Lai Mohammed, minister of information and culture, says the federal government will stop making excuses about the state of the economy, but work around the clock to pull the country out of recession.
The government had on several occasions blamed the Goodluck Jonathan administration for the current situation.
But speaking at the fourth Commonwealth Public Relations Congress in Lagos, Mohammed assured Nigerians of government’s commitment to implementing realistic policies that would reverse the trend.
“We are not unaware of the harsh effects of the recession on the citizens. We share in their pains and we make no excuses as we continue to work round the clock to ensure that this tough time is quickly brought to an end. The good news is that the prognosis for a quick end to the recession is encouraging,” Segun Adeyemi, Mohammed spokesman, quoted him as saying.
“As the saying goes, the recession is a bend in the road, not the end of the road. The challenge for us as a government is to turn the bend, and we are doing just that.”

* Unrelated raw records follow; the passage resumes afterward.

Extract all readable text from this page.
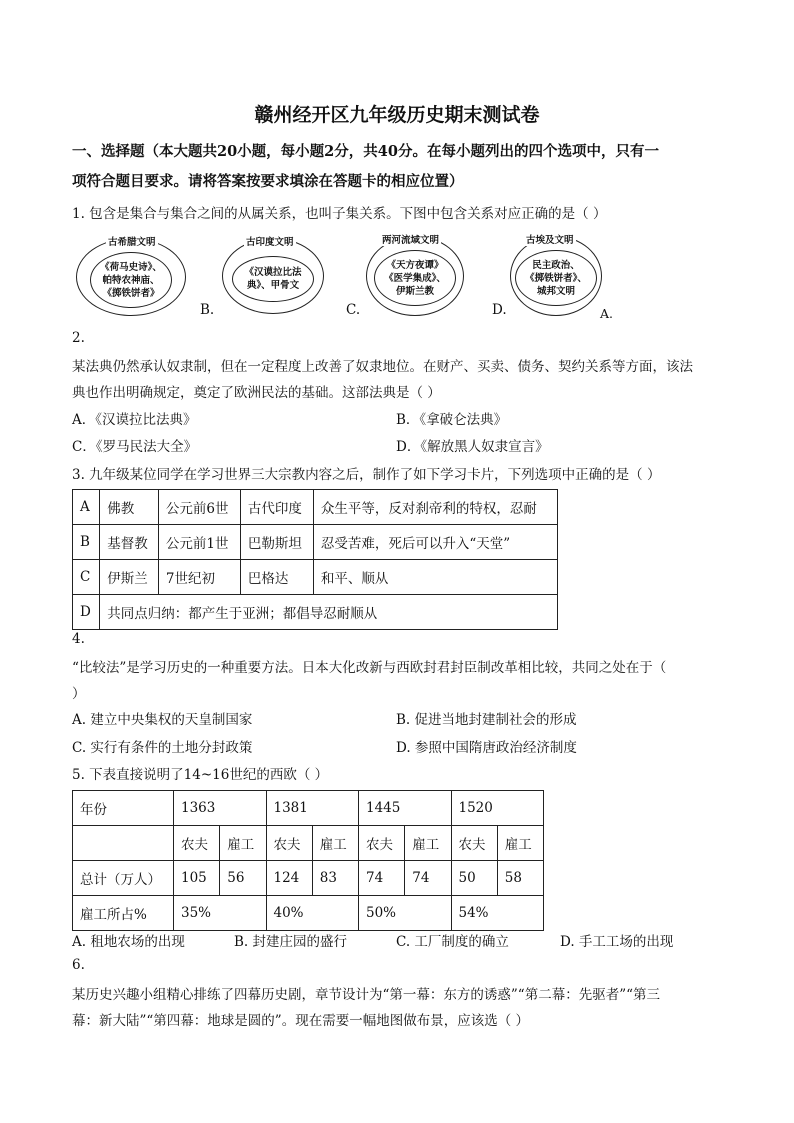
赣州经开区九年级历史期末测试卷
一、选择题（本大题共20小题，每小题2分，共40分。在每小题列出的四个选项中，只有一
项符合题目要求。请将答案按要求填涂在答题卡的相应位置）
1. 包含是集合与集合之间的从属关系，也叫子集关系。下图中包含关系对应正确的是（ ）
古希腊文明
《荷马史诗》、
帕特农神庙、
《掷铁饼者》
古印度文明
《汉谟拉比法
典》、甲骨文
B.
两河流域文明
《天方夜谭》
《医学集成》、
伊斯兰教
C.
古埃及文明
民主政治、
《掷铁饼者》、
城邦文明
D.	A.
2.
某法典仍然承认奴隶制，但在一定程度上改善了奴隶地位。在财产、买卖、债务、契约关系等方面，该法
典也作出明确规定，奠定了欧洲民法的基础。这部法典是（ ）
A．《汉谟拉比法典》	B．《拿破仑法典》
C．《罗马民法大全》	D．《解放黑人奴隶宣言》
3. 九年级某位同学在学习世界三大宗教内容之后，制作了如下学习卡片，下列选项中正确的是（ ）
A	佛教	公元前6世	古代印度	众生平等，反对刹帝利的特权，忍耐
B	基督教	公元前1世	巴勒斯坦	忍受苦难，死后可以升入“天堂”
C	伊斯兰	7世纪初	巴格达	和平、顺从
D	共同点归纳：都产生于亚洲；都倡导忍耐顺从			
4.
“比较法”是学习历史的一种重要方法。日本大化改新与西欧封君封臣制改革相比较，共同之处在于（
）
A. 建立中央集权的天皇制国家	B. 促进当地封建制社会的形成
C. 实行有条件的土地分封政策	D. 参照中国隋唐政治经济制度
5. 下表直接说明了14~16世纪的西欧（ ）
年份	1363		1381		1445		1520	
	农夫	雇工	农夫	雇工	农夫	雇工	农夫	雇工
总计（万人）	105	56	124	83	74	74	50	58
雇工所占%	35%		40%		50%		54%	
A. 租地农场的出现	B. 封建庄园的盛行	C. 工厂制度的确立	D. 手工工场的出现
6.
某历史兴趣小组精心排练了四幕历史剧，章节设计为“第一幕：东方的诱惑”“第二幕：先驱者”“第三
幕：新大陆”“第四幕：地球是圆的”。现在需要一幅地图做布景，应该选（ ）
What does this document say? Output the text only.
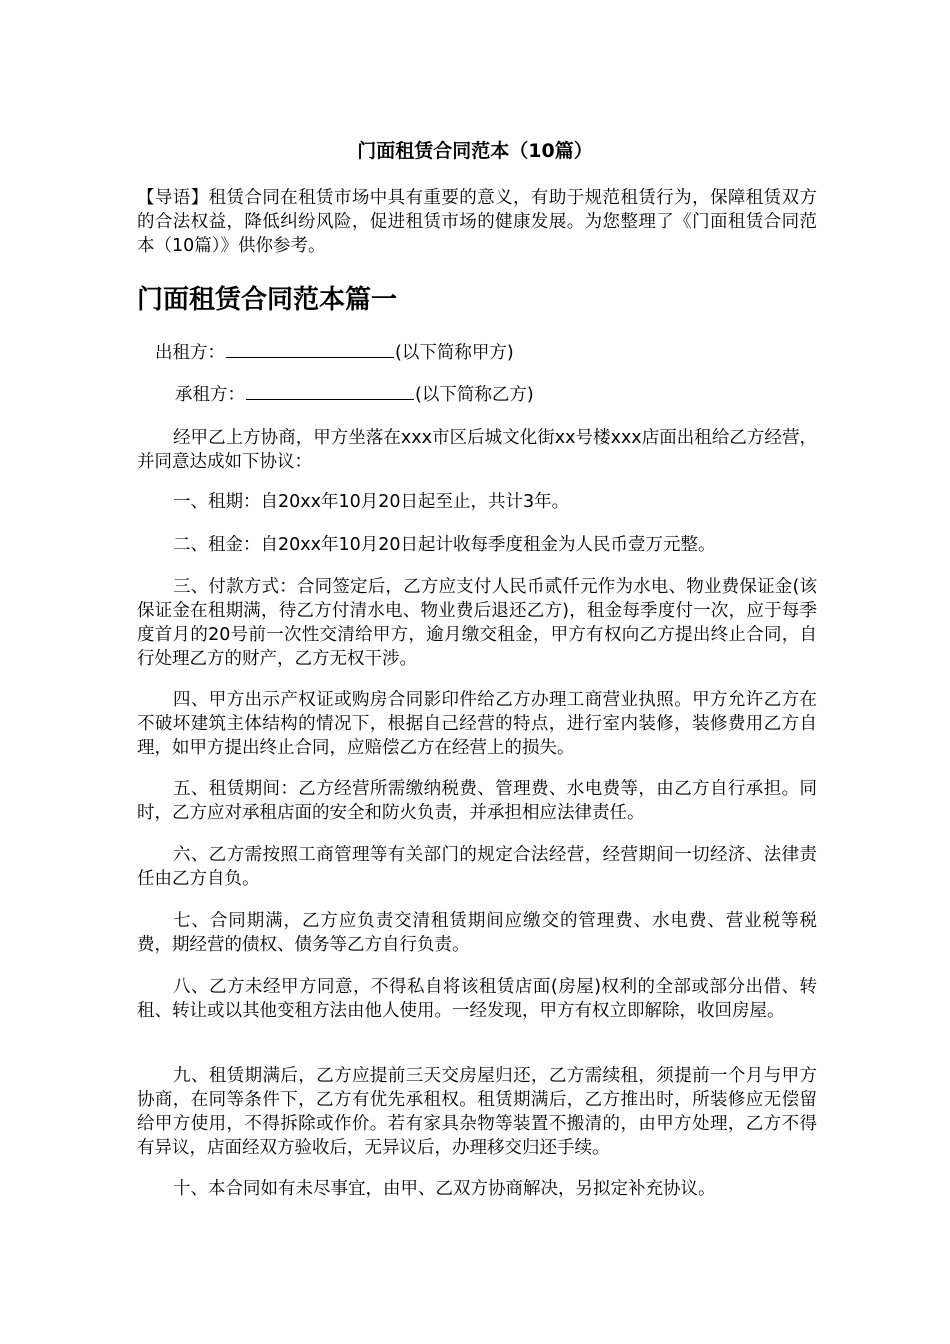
门面租赁合同范本（10篇）

【导语】租赁合同在租赁市场中具有重要的意义，有助于规范租赁行为，保障租赁双方的合法权益，降低纠纷风险，促进租赁市场的健康发展。为您整理了《门面租赁合同范本（10篇）》供你参考。

门面租赁合同范本篇一

出租方：	(以下简称甲方)

承租方：	(以下简称乙方)

经甲乙上方协商，甲方坐落在xxx市区后城文化街xx号楼xxx店面出租给乙方经营，并同意达成如下协议：

一、租期：自20xx年10月20日起至止，共计3年。

二、租金：自20xx年10月20日起计收每季度租金为人民币壹万元整。

三、付款方式：合同签定后，乙方应支付人民币贰仟元作为水电、物业费保证金(该保证金在租期满，待乙方付清水电、物业费后退还乙方)，租金每季度付一次，应于每季度首月的20号前一次性交清给甲方，逾月缴交租金，甲方有权向乙方提出终止合同，自行处理乙方的财产，乙方无权干涉。

四、甲方出示产权证或购房合同影印件给乙方办理工商营业执照。甲方允许乙方在不破坏建筑主体结构的情况下，根据自己经营的特点，进行室内装修，装修费用乙方自理，如甲方提出终止合同，应赔偿乙方在经营上的损失。

五、租赁期间：乙方经营所需缴纳税费、管理费、水电费等，由乙方自行承担。同时，乙方应对承租店面的安全和防火负责，并承担相应法律责任。

六、乙方需按照工商管理等有关部门的规定合法经营，经营期间一切经济、法律责任由乙方自负。

七、合同期满，乙方应负责交清租赁期间应缴交的管理费、水电费、营业税等税费，期经营的债权、债务等乙方自行负责。

八、乙方未经甲方同意，不得私自将该租赁店面(房屋)权利的全部或部分出借、转租、转让或以其他变租方法由他人使用。一经发现，甲方有权立即解除，收回房屋。

九、租赁期满后，乙方应提前三天交房屋归还，乙方需续租，须提前一个月与甲方协商，在同等条件下，乙方有优先承租权。租赁期满后，乙方推出时，所装修应无偿留给甲方使用，不得拆除或作价。若有家具杂物等装置不搬清的，由甲方处理，乙方不得有异议，店面经双方验收后，无异议后，办理移交归还手续。

十、本合同如有未尽事宜，由甲、乙双方协商解决，另拟定补充协议。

Mohammed said while the Buhari administration rode to power on the crest of change, there can be no change without discomforts.

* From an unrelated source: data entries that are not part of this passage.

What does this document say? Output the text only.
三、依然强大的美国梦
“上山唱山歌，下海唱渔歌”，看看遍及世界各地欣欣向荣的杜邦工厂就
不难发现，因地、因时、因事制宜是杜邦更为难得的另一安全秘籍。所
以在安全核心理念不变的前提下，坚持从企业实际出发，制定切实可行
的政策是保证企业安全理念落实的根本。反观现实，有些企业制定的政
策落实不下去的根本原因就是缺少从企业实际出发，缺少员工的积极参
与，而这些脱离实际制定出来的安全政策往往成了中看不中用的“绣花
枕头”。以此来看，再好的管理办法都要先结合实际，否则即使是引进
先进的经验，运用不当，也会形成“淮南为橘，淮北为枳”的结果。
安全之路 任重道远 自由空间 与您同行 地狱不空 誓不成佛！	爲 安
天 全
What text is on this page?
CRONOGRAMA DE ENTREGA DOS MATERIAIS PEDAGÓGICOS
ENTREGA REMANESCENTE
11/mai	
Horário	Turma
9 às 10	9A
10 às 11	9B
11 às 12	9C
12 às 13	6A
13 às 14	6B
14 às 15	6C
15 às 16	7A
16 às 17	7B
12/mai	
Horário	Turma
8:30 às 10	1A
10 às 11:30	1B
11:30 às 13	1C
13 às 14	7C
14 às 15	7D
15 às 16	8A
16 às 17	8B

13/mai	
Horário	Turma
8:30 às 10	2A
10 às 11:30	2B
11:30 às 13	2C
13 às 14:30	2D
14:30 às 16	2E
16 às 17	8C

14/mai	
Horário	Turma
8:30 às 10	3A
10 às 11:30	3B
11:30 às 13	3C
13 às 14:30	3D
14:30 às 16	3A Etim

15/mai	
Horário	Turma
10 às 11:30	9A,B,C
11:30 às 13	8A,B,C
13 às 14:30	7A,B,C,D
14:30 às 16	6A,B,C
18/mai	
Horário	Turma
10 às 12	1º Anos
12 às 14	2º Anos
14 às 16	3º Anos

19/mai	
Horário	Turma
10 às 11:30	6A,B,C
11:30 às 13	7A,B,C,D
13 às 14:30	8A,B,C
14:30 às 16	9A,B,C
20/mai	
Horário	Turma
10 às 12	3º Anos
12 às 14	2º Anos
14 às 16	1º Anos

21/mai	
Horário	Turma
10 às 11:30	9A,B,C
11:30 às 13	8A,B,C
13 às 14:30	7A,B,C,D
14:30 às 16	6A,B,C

He, however, assured Nigerians that with persistence on the part of the government and perseverance on the part of the people, there was light at the end of the tunnel.
The minister said the government was investing massively in infrastructural development – roads, railways, power, and creating jobs in the process – as part of efforts to pull the country out of recession.
Mohammed also said the alternative funding of the oil and gas industry joint ventures, which has been approved by the federal executive council, would also impact positively on the economy.
“(This alternative funding) is set to increase the net federal government revenue per annum by about $2 billion, lead to an increase in national production from the current 2.2 million barrels per day to 2.5 mbpd by 2019, reduce unit technical costs from $27.96/barrel oil equivalent (boe) to $18/boe and double the net payments to the federation account, from about $7Billion to over $14Billion by 2020,” he said.
“The funding mechanism would also allow the JV business to be self-funding, restore investor confidence; raise the prospects of higher investment in growth activities by the partners and arrest production decline.”